The only stamp collectors present may have been one reporter and the people from Inter-Governmental Philatelic Corporation -- and the biggest name in Pro Wrestling, Hollywood Hogan (right). He told the Virtual Stamp Club he collected stamps when he was a child, and he may return to philately, because his eight-year-old son has expressed an interest.
"I'm going to have to run over to my mom's house and pull out the old stamp collection because I was into it big time when I was a kid," he said. "I think my son's going to get me back into it now that I've got the serial number 00001, the first one [of the new St. Vincent's wrestling stamps]. I've got something to brag about."
Each of the wrestlers attending the ceremony -- Goldberg, Diamond Dallas Page, Sting (without his trademark make-up) and Hogan, formerly known as "Hulk Hogan" -- was presented with a mounted and numbered copy of the stamps. Others on the eight-stamp souvenir sheet are Bret Hart, Kevin Nash, Randy Savage, and Giant (below).
A fifth plaque was given to the Harley-Davidson Cafe.
All four of the athlete-entertainers present said they were honored to be on a postage stamp, even that of a tiny Caribbean country an IGPC spokesman calls "one of our most creative postal administrations."
"It has the Stinger Stamp of Approval," said Sting (right). "I thought it was huge to have my face on a plate with people like Princess Diana. I mean, wrestlers on plate, and now on a stamp? That's the ultimate right there, I think.

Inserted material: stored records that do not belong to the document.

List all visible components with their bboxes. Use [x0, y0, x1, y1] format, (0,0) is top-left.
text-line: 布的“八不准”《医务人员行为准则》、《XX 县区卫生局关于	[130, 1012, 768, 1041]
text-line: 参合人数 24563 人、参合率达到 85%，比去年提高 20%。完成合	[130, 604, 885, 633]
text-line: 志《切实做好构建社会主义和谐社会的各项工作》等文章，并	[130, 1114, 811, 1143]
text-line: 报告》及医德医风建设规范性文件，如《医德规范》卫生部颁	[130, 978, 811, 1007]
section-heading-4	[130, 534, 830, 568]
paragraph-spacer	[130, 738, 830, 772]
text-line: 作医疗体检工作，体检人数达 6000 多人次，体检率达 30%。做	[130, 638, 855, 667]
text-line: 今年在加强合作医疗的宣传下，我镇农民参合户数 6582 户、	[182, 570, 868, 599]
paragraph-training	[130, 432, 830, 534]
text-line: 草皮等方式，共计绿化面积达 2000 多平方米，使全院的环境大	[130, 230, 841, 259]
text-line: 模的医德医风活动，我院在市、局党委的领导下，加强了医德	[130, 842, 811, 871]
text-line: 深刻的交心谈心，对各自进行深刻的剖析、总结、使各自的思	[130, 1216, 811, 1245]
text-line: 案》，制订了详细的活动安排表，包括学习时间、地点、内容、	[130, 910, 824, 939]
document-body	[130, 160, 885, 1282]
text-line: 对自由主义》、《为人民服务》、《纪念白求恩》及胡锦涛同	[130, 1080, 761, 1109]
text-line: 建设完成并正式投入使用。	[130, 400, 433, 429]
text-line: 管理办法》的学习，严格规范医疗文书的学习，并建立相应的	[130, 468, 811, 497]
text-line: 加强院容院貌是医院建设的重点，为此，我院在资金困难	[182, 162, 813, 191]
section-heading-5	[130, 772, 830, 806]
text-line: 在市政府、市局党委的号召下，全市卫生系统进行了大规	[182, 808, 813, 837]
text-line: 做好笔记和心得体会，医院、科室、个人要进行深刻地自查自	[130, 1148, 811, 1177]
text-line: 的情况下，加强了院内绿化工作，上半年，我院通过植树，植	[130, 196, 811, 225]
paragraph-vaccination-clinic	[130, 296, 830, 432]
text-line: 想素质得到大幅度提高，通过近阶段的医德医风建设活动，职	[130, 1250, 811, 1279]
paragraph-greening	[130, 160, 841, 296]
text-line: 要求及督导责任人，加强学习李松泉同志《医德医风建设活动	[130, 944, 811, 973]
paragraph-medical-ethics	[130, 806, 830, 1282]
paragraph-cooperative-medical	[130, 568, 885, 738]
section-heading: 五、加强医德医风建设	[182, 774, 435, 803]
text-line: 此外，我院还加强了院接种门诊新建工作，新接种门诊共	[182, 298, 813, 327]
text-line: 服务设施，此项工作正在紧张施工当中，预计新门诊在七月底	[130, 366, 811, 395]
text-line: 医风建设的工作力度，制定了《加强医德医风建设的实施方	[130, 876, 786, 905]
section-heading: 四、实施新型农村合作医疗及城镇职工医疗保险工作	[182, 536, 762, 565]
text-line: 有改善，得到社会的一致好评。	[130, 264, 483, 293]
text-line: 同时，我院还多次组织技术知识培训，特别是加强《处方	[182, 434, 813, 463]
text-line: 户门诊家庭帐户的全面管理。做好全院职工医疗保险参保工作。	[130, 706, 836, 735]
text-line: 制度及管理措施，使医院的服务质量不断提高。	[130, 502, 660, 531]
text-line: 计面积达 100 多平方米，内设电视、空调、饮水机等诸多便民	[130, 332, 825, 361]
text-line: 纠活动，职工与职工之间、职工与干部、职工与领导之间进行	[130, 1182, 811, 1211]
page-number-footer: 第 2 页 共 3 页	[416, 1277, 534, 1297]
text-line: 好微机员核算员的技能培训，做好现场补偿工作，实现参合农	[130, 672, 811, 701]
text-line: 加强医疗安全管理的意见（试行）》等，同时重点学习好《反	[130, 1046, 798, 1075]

"I've never collected stamps before, but I know that it's major business."
IGPC spokesman Lonnie Ostrow said the stamps were the idea of America Remembers (1-800-682-2291), which specializes in producing and marketing collectibles. The head of America Remembers is the brother of the official photographer for WCW. A sheet of mint stamps without other adornments is $16, according to a telephone call placed by the Virtual Stamp Club.
Pro wrestling, said Ostrow, "is the ultimate saga of good versus evil, especially for kids who idolize these stars." And there's a tie-in with St. Vincent, where WCW shows are televised almost nightly.
"People love these wrestlers," said Al Kahn, chairman of the firm that licenses WCW merchandise. "We'll be surprised how popular these stamps are."
"I think it's a little sticky," quipped Diamond Dallas Page (left), who labels being on the St. Vincent stamp "pretty cool. It's almost like being immortalized. Marilyn Monroe, Elvis, and now we're on a stamp. It may not be a United States stamp YET, but I see it coming."
Page told the Virtual Stamp Club he collects memorabilia, particularly that of Mickey Mantle, but not stamps.
Asked if he collects or collected stamps, Goldberg replied, "I do now."
Winning the WCW pro wrestling title from Hogan just last summer, Goldberg (right) said it's been an incredible 18 months since he turned professional.
"It's just another part of what's known as the saga of my first year-and-a-half in wrestling. It's unbelievable, it's truly an honor," he said in an interview. "It's an honor to be mentioned in the same breath with these guys, first of all, and second of all, to have my face on a stamp, that's unparalleled by anything that's happened to me so far.
"To be alive and on a stamp at the same time, hey, you can't ask for anything more."
Reminded by the Virtual Stamp Club that to be on a U.S. stamp, a subject must be dead, Page responded, "Well, if you have to be dead, then I'd much rather be their [St. Vincent's] stamp."
Hogan added it's "unbelievable. The most shocking thing...is we're still alive. Most people are dead when they get a postage stamp made of themselves. It's nice being able to live and breathe and look at myself on a [letter]."
"If they sell them in our country, they'd sell like hotcakes," Diamond Dallas Page told the Virtual Stamp Club. (He was reassured they certainly would be marketed in the U.S.) "Wrestling is really over-the-top right now and I'm just happy to be ridin' that wave."
Philately is now ridin' that wave, too!